Our setup is two pfSense instances - 1 master - dmz002, 1 slave - dmz001 in HA via CARP and virtual IPs. Three VLANs - one dedicated to CARP traffic between firewalls, one called BACKEND, one called FRONTEND. The pfSense firewalls are virtualized with qemu-kvm - virtio network driver. There are two VMs - bes001 and bes002 on BACKEND and two VMs on FRONTEND VLANs. There is two physical hosts with operating system CentOS 6.5 - TSO, GSO, etc. is turned off for each physical or virtual NIC or bridge (ethtool -K $i tx off sg off tso off gso off gro off).
dmz001 and bes001 are on one host, dmz002 and bes002 are on the other host.
The CPU on the hosts is on load 0.4 - there are 4 CPU cores so it's not CPU bound, there is also heaps of RAM, the CentOS hosts are connected via 1GB/s link.
The real problem is that the slave firewall intermittently thinks that it is master, I believe that is because of slow inbound traffic to the slave firewall which delays the CARP traffic.
Now, we did some benchmarks running iperf for 3 minutes (iperf client on the left, iperf server on the right):
dmz001 -> dmz002 296 Mb/s
dmz001 -> bes001 602 Mb/s
dmz002 -> bes001 731 Mb/s
dmz002 -> bes002 630 Mb/s
bes001 -> dmz002 351 Mb/s
bes001 -> dmz001 375 Mb/s
bes001 -> bes002 850 Mb/sSo, we get 850 Mb/s between VMs (that's expected), 730 Mb/s from pfSense to a VM on a different host (that is ok), only 630 Mb/s from pfSense to a VM on the same host (this is weird), only 350 Mb/s from a VM to pfSense on a different host (this is really slow) and only 300 Mb/s between pfSense firewalls.
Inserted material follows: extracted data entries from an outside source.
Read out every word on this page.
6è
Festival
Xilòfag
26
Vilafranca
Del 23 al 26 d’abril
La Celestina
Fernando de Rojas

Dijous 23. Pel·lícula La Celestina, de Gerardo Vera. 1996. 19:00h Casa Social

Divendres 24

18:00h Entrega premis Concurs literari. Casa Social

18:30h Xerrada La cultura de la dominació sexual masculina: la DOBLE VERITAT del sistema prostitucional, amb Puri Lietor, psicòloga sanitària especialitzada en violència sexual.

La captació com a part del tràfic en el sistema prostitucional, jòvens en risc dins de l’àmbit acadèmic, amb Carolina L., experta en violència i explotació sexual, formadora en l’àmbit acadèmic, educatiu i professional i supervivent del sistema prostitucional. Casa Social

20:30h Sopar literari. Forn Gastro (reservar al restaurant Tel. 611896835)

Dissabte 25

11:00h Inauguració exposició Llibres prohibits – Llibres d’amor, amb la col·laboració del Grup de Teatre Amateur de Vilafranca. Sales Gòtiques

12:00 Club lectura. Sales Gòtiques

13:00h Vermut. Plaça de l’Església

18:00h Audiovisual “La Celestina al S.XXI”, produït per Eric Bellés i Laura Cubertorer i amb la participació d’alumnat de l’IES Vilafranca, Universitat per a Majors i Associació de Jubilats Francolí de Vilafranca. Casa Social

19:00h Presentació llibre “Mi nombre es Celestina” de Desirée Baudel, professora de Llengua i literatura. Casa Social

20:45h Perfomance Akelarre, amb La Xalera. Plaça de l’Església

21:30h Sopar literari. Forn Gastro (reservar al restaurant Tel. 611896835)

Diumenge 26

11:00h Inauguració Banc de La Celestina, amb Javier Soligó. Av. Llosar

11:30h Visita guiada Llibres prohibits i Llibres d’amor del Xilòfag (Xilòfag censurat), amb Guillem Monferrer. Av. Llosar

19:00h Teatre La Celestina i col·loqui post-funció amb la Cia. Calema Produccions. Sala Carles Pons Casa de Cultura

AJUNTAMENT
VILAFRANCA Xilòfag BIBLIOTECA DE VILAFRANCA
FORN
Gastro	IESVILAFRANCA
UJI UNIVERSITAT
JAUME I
Has anybody experienced anything like this?
Thanks,
Tomas -
I think this might be related to our issue https://bugs.freebsd.org/bugzilla/show_bug.cgi?id=165059
Another thing that we noticed, if we enable TSO on the pfSense vtnet interfaces, all traffic to the VMs on the same host as the master pfSense firewall gets stuck. Traffic going via the master firewall but to a VM on a different host is fine.